Beach in Mahé island, Seychelles

Anse Intendance is a beach situated in the southwest coast of Mahé island, Seychelles.

== Location ==
The beach is situated in the Takamaka district of the island, roughly 30 km from the capital city, Victoria.

To reach Anse Intendance from the West Coast Road, also known as Latanier Road, head south towards the South Coast Road (Route 5) until you reach the Quatre Bornes police station. From the East Coast Road, also known as Grand Anse Road, drive south until you reach the same police junction. From the Quatre Bornes police station, take the 1.7 km concrete road to the beach.

== Flora and fauna ==
The beach is a significant nesting site for Hawksbill sea turtles (Eretmochelys imbricata). In 2006, Cyclone Bondo caused severe erosion, destroying nearly 90% of the turtle nests at Intendance.

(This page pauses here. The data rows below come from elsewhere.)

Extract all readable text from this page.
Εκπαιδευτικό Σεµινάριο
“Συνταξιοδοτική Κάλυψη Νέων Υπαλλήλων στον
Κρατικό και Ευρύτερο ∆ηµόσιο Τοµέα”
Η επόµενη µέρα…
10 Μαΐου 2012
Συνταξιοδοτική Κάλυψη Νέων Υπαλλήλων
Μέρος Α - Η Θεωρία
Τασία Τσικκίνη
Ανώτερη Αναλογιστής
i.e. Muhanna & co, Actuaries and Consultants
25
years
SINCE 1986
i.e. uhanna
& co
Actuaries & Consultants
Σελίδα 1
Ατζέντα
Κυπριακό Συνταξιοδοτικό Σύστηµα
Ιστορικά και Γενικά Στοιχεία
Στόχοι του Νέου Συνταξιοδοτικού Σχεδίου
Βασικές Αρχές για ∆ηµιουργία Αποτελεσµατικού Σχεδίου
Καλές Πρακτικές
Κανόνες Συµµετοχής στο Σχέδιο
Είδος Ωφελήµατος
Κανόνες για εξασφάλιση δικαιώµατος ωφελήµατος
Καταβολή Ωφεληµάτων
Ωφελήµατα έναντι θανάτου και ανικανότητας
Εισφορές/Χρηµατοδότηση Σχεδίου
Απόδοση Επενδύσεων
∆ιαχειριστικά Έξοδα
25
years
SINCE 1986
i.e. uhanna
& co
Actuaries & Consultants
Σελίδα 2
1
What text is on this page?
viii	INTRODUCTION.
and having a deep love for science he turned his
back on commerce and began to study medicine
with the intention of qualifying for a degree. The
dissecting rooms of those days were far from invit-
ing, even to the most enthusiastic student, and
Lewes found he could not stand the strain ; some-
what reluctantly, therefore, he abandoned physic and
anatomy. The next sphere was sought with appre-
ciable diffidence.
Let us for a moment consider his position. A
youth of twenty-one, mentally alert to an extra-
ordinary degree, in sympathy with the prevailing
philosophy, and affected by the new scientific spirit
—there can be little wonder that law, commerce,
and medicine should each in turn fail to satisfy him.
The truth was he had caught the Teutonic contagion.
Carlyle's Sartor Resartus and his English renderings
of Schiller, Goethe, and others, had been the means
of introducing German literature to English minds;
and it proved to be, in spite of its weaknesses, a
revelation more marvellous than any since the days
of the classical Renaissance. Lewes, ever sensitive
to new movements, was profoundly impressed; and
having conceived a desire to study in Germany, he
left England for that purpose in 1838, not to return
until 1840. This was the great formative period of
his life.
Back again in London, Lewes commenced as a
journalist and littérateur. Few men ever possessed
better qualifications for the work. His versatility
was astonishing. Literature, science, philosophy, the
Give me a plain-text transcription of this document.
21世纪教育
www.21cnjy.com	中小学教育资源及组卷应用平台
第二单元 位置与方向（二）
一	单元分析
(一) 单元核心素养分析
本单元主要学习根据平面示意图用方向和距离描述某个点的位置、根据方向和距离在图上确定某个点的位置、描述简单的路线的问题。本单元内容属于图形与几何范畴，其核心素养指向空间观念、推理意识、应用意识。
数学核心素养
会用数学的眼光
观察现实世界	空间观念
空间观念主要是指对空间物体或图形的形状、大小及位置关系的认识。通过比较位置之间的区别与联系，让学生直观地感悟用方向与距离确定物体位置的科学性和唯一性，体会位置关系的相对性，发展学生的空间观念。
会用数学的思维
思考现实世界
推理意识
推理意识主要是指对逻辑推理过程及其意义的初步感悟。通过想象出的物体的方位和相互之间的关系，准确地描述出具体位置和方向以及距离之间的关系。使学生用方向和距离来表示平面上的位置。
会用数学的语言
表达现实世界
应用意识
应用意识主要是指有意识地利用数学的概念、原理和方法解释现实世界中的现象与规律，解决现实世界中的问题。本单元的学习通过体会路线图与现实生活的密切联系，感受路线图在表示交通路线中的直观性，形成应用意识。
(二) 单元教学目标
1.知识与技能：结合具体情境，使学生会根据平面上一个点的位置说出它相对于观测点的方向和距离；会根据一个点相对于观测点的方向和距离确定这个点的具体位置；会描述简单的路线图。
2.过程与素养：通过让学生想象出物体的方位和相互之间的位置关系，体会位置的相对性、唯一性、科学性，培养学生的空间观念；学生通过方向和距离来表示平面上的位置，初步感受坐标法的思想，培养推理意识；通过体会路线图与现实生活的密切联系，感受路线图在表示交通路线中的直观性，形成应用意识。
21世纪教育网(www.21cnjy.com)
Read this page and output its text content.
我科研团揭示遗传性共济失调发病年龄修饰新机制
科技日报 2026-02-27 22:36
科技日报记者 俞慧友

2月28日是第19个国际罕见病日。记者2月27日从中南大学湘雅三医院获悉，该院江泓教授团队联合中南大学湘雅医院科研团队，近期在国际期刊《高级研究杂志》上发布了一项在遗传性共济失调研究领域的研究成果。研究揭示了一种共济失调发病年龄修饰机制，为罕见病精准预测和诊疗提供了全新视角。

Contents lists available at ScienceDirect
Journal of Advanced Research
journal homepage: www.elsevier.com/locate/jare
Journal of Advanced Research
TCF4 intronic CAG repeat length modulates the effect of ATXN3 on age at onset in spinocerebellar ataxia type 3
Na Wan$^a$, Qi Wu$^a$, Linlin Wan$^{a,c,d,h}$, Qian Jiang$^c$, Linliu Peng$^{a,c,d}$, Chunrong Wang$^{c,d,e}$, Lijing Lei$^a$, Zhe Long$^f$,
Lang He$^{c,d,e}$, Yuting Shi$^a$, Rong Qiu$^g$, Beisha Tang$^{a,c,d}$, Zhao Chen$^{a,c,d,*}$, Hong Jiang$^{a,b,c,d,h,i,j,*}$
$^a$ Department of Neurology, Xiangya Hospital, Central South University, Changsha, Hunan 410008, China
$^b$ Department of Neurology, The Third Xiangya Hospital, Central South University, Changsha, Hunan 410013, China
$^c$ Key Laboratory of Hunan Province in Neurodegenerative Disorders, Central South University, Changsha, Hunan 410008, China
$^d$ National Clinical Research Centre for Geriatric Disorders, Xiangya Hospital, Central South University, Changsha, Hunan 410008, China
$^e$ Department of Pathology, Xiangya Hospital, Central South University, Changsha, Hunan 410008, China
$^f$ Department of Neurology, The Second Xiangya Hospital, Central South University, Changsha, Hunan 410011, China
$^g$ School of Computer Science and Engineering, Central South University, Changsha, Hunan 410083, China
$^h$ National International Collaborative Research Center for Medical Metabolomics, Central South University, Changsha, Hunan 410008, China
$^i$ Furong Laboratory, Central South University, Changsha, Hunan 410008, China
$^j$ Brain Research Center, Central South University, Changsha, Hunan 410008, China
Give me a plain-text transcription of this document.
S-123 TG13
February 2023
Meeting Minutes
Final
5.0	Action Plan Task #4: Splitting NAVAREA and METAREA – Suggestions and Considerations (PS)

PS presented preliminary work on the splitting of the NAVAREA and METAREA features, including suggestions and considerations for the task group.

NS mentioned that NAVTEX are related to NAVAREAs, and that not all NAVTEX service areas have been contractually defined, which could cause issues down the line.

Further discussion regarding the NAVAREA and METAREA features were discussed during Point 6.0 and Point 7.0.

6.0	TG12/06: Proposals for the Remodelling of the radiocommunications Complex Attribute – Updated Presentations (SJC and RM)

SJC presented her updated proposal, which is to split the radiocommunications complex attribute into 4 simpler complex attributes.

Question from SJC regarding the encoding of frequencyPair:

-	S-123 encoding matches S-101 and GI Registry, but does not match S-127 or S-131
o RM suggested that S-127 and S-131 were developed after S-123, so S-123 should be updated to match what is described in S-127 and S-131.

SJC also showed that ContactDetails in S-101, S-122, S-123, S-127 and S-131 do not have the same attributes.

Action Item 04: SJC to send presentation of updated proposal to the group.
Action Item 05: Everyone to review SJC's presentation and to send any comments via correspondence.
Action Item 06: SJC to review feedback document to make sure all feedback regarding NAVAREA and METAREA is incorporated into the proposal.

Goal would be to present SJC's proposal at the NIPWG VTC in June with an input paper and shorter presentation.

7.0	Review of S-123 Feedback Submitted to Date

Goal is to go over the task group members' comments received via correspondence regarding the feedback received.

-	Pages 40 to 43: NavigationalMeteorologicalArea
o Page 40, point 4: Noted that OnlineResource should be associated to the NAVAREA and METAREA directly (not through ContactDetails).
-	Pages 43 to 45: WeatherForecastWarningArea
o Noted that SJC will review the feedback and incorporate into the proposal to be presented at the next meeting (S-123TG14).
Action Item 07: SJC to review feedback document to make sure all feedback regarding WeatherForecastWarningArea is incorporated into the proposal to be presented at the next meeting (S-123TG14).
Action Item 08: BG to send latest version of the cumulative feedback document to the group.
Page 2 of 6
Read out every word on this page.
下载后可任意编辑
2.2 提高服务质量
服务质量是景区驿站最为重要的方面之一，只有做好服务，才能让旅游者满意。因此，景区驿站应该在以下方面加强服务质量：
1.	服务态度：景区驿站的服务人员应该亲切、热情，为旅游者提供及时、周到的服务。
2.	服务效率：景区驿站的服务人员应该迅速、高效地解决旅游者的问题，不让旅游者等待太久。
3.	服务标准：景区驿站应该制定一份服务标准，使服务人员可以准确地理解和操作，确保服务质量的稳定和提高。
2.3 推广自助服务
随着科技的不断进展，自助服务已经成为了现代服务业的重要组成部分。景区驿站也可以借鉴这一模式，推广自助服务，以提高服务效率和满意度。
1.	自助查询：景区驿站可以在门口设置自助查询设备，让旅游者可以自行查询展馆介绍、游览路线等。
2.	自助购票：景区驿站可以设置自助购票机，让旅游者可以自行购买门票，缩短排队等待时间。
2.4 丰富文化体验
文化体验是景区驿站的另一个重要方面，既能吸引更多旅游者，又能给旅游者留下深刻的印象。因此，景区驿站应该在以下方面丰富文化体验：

In 2021, the Marine Conservation Society Seychelles proposed designating Anse Intendance as a protected area on Mahé Island to safeguard hawksbill sea turtles during their nesting season, from September 1 to March 31.

== In media ==

- In 2018, CNN listed this beach among the best in Seychelles.
- In 2024, The Times listed this beach at number 4 out of the 14 best beaches in Seychelles.